Dementia

I just returned from six weeks in NZ due to my dad, Rick, breaking his hip.  He has a combination of Parkinsons and dementia…. it’s been a tough run as Rick has struggled through delirium, confusion and agitation (but surprisingly little physical pain). As his primary caregiver, I returned to help figure out the next move.  It’s easy to attach judgement to this situation and feel a bit hard done by as his diagnoses came on the heels of my mother’s death in 2009.  Couple that with my brother Adrian’s death in an avalanche in 1994 and life does feel unfair at times.

So what to do but look for the silver linings?  One is that NZ is a country with socialized healthcare with some wonderful and varied medical people.  Rick has been in the psychogeriatric ward at PMH since March 9 and he’s been treated beautifully.  Another silver lining is that shit happens and you just spiral into negativity if you dwell on the negs.  So the lining is positivity.  Another positive is that we are loved and Rick has an awesome group of friends and family who do not give up on him.  Those are friends I’m happy to call my own.  Another great thing is that Rick still lives in my hometown of Christchurch and he fell down in early fall.  I stayed with great friends by the hills and enjoyed many bike rides and surfs.  The great Sarah Macnab coordinated my living in the moment and I enjoyed music and good times that I wouldn’t have done otherwise.

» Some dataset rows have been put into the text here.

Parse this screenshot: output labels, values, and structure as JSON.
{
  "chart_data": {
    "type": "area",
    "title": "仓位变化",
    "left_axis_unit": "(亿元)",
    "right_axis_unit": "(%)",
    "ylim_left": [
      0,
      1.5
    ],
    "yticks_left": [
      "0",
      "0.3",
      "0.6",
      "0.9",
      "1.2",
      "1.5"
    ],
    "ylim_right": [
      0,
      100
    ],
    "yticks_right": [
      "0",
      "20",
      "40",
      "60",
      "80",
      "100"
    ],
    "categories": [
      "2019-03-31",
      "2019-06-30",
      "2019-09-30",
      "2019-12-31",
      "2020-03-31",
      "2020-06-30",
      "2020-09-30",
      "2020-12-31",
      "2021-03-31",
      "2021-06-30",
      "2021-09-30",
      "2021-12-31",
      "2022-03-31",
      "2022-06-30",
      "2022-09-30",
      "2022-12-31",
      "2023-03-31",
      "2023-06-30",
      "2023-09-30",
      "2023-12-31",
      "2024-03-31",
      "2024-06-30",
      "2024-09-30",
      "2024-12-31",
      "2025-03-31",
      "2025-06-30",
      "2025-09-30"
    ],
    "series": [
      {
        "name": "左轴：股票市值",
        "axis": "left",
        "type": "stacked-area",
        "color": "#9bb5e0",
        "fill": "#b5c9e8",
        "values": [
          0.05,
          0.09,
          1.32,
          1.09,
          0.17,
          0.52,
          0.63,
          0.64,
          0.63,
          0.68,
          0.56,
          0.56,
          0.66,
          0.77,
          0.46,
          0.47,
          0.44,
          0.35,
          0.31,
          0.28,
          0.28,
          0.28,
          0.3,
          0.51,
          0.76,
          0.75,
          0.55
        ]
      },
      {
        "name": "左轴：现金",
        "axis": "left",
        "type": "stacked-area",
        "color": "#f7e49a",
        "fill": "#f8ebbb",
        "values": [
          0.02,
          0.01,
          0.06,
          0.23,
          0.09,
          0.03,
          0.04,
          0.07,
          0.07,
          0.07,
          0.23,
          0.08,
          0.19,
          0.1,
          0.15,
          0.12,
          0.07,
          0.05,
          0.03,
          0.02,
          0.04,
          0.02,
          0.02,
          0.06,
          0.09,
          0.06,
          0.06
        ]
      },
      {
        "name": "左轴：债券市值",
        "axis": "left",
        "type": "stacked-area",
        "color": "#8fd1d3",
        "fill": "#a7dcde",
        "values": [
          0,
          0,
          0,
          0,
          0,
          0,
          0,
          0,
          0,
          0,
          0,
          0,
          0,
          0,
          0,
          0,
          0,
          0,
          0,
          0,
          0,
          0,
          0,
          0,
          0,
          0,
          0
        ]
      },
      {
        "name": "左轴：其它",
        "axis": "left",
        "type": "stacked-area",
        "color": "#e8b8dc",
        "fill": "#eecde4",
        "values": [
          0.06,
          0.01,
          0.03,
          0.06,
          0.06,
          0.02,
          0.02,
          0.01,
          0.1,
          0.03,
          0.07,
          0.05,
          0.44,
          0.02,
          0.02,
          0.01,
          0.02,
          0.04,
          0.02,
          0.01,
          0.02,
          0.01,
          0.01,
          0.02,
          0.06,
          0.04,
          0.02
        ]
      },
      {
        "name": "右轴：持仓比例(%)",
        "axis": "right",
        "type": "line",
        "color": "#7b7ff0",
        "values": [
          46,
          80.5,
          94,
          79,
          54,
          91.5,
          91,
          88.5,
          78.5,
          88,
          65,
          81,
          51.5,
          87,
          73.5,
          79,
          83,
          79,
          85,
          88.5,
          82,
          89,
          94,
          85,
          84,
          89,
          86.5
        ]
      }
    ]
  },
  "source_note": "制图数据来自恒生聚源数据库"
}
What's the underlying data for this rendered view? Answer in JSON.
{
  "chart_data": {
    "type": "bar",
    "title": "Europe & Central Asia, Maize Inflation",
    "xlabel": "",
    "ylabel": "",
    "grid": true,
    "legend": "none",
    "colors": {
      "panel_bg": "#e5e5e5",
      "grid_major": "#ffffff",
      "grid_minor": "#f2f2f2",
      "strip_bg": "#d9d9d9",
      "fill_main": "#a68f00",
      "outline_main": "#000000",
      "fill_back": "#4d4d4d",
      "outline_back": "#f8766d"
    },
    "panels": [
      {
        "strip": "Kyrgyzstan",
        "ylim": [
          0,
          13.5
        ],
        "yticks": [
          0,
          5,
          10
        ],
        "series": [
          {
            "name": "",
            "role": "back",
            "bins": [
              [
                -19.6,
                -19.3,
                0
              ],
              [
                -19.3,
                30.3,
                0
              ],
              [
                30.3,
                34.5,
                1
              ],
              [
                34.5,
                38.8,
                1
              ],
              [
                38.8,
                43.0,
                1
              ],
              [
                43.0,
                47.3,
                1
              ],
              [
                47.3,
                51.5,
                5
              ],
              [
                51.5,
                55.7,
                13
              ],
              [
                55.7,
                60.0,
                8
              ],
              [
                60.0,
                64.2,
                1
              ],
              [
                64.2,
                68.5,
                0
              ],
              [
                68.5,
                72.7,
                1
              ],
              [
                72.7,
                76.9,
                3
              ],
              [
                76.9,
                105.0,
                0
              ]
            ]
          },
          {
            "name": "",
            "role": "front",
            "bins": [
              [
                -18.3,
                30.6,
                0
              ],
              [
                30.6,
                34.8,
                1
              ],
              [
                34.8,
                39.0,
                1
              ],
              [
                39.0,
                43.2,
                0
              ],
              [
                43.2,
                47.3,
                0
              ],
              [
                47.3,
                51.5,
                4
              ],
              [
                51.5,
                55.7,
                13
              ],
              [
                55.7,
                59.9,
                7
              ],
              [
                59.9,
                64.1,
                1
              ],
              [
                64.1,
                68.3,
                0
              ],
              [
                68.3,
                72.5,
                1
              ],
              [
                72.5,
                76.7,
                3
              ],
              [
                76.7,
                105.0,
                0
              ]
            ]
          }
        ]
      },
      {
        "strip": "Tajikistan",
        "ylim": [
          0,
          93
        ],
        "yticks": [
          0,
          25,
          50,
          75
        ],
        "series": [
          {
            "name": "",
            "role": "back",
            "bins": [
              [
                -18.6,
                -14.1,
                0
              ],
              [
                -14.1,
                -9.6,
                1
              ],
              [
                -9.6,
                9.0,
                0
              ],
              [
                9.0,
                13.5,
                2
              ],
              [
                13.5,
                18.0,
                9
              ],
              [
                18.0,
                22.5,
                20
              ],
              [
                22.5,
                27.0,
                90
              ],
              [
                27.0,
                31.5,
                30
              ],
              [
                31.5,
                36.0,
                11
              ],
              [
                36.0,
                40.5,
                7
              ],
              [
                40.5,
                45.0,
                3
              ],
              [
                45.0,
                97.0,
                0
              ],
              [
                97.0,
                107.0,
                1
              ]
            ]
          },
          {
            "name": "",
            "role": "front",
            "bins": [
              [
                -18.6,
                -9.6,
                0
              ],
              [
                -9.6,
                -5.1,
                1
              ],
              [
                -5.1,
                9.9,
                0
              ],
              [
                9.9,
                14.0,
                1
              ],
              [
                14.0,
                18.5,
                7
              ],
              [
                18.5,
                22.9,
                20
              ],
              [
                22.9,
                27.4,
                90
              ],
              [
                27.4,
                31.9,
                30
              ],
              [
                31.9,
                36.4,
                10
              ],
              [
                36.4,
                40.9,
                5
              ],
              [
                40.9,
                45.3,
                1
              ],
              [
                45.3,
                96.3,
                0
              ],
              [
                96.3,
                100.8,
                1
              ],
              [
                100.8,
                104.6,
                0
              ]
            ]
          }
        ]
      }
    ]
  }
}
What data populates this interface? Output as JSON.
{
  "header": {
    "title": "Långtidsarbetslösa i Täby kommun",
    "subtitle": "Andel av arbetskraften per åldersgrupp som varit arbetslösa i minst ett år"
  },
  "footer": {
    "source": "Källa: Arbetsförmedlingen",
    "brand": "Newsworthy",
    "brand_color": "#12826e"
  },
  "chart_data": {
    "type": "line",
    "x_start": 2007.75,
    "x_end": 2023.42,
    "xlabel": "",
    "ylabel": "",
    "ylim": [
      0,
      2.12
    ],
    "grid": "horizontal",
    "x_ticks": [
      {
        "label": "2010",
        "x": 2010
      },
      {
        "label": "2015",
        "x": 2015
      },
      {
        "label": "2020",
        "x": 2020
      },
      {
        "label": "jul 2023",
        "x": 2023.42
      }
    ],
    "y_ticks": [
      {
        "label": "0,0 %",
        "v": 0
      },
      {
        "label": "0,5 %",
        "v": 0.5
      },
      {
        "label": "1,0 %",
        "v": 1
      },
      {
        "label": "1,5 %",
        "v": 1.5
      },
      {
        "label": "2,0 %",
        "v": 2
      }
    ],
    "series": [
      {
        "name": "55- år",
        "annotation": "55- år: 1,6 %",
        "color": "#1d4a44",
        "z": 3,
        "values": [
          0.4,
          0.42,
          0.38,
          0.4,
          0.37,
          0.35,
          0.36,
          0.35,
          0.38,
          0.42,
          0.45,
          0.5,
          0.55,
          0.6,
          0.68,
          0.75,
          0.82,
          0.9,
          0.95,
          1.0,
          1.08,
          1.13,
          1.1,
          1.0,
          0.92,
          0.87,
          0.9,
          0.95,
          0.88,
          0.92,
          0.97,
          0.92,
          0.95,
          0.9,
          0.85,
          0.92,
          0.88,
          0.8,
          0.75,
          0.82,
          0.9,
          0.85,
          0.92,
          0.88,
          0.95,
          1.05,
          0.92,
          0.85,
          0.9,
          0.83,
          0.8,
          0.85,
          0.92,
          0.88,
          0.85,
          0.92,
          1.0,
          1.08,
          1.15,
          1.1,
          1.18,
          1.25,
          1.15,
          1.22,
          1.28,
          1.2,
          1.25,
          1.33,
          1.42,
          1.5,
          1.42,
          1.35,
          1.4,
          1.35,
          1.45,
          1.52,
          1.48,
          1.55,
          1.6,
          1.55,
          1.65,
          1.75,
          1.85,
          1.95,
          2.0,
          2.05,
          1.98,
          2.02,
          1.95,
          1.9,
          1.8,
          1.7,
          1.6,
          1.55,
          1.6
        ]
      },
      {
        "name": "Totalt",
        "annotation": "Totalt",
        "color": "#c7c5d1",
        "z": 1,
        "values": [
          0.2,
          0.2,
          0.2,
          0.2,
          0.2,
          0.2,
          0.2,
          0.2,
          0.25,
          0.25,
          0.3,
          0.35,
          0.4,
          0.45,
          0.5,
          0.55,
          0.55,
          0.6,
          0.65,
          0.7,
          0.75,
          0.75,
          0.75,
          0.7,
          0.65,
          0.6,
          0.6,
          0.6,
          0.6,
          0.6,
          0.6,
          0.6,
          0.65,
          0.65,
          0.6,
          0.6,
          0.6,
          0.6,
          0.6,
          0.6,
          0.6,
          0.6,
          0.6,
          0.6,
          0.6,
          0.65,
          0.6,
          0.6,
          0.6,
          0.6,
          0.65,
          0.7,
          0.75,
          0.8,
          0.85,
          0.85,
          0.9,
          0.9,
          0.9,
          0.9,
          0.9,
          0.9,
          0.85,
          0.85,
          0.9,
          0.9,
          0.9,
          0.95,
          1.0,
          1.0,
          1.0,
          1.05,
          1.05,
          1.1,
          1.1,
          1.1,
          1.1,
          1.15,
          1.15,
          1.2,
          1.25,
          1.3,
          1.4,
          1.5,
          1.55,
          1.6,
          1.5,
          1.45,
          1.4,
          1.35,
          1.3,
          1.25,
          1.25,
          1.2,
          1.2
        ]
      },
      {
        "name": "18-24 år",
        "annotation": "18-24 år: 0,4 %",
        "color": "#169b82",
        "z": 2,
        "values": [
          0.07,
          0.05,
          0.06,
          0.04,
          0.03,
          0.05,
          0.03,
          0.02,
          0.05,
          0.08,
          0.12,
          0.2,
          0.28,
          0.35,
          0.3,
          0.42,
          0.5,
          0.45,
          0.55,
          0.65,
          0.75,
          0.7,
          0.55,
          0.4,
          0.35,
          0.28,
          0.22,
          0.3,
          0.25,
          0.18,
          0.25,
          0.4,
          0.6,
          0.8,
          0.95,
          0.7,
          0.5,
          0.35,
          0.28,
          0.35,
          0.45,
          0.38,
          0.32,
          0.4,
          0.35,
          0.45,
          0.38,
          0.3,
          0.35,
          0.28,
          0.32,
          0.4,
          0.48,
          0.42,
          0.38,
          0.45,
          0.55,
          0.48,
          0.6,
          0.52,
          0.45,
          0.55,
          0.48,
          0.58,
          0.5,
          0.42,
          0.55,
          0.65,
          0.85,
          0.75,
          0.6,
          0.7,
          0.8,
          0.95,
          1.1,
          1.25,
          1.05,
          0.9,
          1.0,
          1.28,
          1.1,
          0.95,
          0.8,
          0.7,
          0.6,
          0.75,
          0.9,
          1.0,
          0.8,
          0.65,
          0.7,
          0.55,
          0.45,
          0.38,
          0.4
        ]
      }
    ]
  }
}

Uncertainty certainly remains but what I learned (and posted on FB) is that people with dementia are forced to live in the moment, painful though that moment may be, it will pass.  We ride the downs and focus on the good moments.  Some are even great.  We cry when it’s hard and sad – and then patiently recover our equilibrium.  There is lots to learn about acceptance and understanding of neurological illness and aging (which don’t have to go hand-in-hand of course).

I used to think that strength was about effort – but it’s not.  It’s about letting go and accepting that heaps of things are beyond our control and you just have to remain nimble, able to flow with the conditions and do what you can, when you can.  It’s like that in the mountains, especially in changeable old NZ.  I don’t know why it’s taken me this long to take what I’ve learned in the mountains to my lowland life!

Rick:Noels:Anna

Me and my parents at Scottie & my wedding December 2000.